Received 5 February 2015; Accepted 15 April 2015

Academic Editor: Kiyofumi Yamanishi

Copyright © 2015 Mehmet Agilli et al. This is an open access article distributed under the Creative Commons Attribution License, which permits unrestricted use, distribution, and reproduction in any medium, provided the original work is properly cited.

Thanks are due to Dr. Ucak and colleagues for their valuable research evaluating the levels of serum ghrelin in patients with psoriasis [1]. However, we wish to make some comments on methodology of their study.

Ghrelin is a hormone secreted mainly by stomach. Some types of antipsychotics, antidepressants, corticosteroids, bromocriptine, and anti-TNF-α therapy drugs were suggested to affect serum ghrelin levels [2, 3]. Also, dietary food supplements such as vitamin D and free fatty acids could affect these levels [4]. In this respect, the authors should define whether the participants use these kinds of drugs and dietary supplements or not.

In addition, several studies revealed that certain diseases such as functional dyspepsia, celiac disease, cachexia, inflammatory bowel disease, asthma, ankylosing spondylitis, coronary artery disease, iron deficiency anemia, hepatocellular cancer, chronic liver disease, chronic renal disease, epilepsy, and Helicobacter pylori infection could affect serum ghrelin [5, 6]. The authors did not mention these contributing diseases in their paper.

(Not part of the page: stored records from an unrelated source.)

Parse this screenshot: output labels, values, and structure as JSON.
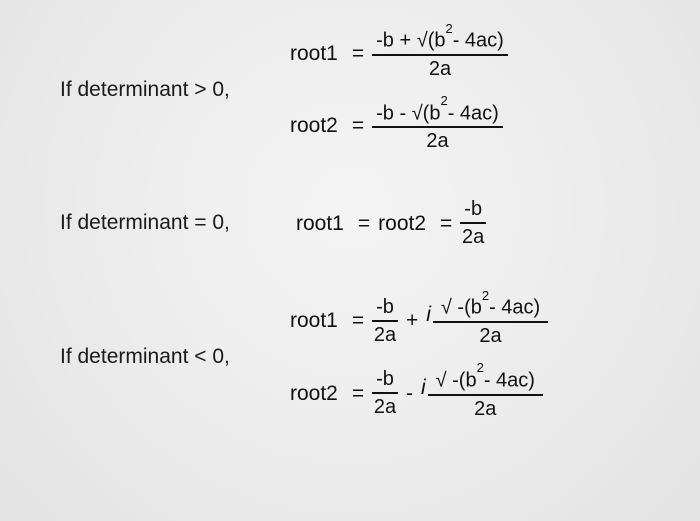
{
  "case_positive": {
    "condition": "If determinant > 0,",
    "root1": {
      "label": "root1",
      "eq": "=",
      "frac": {
        "num_html": "-b + √(b<sup>2</sup>- 4ac)",
        "den": "2a"
      }
    },
    "root2": {
      "label": "root2",
      "eq": "=",
      "frac": {
        "num_html": "-b - √(b<sup>2</sup>- 4ac)",
        "den": "2a"
      }
    }
  },
  "case_zero": {
    "condition": "If determinant = 0,",
    "root": {
      "label1": "root1",
      "eq1": "=",
      "label2": "root2",
      "eq2": "=",
      "frac": {
        "num": "-b",
        "den": "2a"
      }
    }
  },
  "case_negative": {
    "condition": "If determinant < 0,",
    "root1": {
      "label": "root1",
      "eq": "=",
      "frac1": {
        "num": "-b",
        "den": "2a"
      },
      "op": "+",
      "i": "i",
      "frac2": {
        "num_html": "√ -(b<sup>2</sup>- 4ac)",
        "den": "2a"
      }
    },
    "root2": {
      "label": "root2",
      "eq": "=",
      "frac1": {
        "num": "-b",
        "den": "2a"
      },
      "op": "-",
      "i": "i",
      "frac2": {
        "num_html": "√ -(b<sup>2</sup>- 4ac)",
        "den": "2a"
      }
    }
  }
}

Ucak and colleagues stated that they questioned the patients’ alcohol and cigarette smoking habits. As known, serum ghrelin levels are associated with alcohol intake and smoking [7, 8]. In this regard, a regression analysis could be applied for these variables to examine whether they affect serum ghrelin levels. Therefore, interpretation of results with its current form seems problematic.

In conclusion, we believe that the study of Ucak et al. contributes important data to medical literature and could lead other researchers to design a study. However clarifying above concerns will provide clearer picture to the readers.

Conflict of Interests

The authors declare no conflict of interests.